For its part, the BLP has also nominated a few new candidates in addition to a number of those who were unsuccessful on the last occasion and are returning to the hustings. Offhand, I am able to recall two only of the latter being lawyers, while I am unable to recall any of their newer nominees being legal practitioners. However, there is a medical doctor and a dentist among them.
It would seem therefore that there has been a subtle evolution in the perception of the respective party executives as to what type of candidate would be the most successful in a constituency. No longer is the traditional professional, especially the lawyer, regarded as the candidate of first choice, even though he or she might scarcely be regarded as an endangered species. While the ability to understand legal principles might no longer be considered a sine qua non of parliamentary representation, the cogent oratory and financial independence that are the accompaniments of most members of this profession may yet have a role to play in attracting electoral support.
Given the emphasis placed on business experience by one of the parties, the relatively recent electoral successes of “pure” businessmen such as Mr Donald Trump in the US and Mr Allen Chastenet in St Lucia, and the economic stringency that the nation is undergoing, it might be an easy step to suppose that if one can run a successful business, then the governance of a country would be “suckeye”.

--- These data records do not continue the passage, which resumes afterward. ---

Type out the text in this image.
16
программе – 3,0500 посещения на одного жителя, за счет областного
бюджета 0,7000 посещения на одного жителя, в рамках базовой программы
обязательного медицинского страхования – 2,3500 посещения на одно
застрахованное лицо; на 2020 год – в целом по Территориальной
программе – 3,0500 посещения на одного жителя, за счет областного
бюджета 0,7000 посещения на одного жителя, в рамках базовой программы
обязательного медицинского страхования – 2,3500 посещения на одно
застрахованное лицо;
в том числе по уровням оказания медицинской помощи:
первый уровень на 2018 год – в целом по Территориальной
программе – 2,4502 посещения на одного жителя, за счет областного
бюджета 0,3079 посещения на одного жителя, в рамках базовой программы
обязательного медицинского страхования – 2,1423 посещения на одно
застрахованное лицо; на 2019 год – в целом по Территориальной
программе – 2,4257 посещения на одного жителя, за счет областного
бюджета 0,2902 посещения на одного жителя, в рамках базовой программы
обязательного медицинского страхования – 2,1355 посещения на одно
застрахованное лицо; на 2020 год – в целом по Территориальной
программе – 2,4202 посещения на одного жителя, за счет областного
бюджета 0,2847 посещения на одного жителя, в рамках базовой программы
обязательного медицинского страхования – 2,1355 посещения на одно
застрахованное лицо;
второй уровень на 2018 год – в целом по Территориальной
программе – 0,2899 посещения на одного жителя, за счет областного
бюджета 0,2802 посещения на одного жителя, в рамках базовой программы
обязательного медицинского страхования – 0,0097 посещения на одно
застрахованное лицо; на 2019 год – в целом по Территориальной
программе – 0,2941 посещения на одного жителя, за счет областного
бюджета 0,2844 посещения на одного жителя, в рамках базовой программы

I am not attracted to this view that I consider superficial. The requirement to look after the welfare of all citizens, especially the most vulnerable, tallies hardly with the business mission that is essentially based on the antithetical survival of the fittest and the bottom line. And while one has to concede that a larger pie affords the state more room to take care of those who are most deserving, it is equally true that the size of our pie is not totally of our making.
Perhaps the major qualification of any candidate is not academic, professional or business credentials but simply a sincere urge to assist those citizens who are in need of such assistance.
In other words, merely a genuine concern for the welfare of his or her fellow constituent.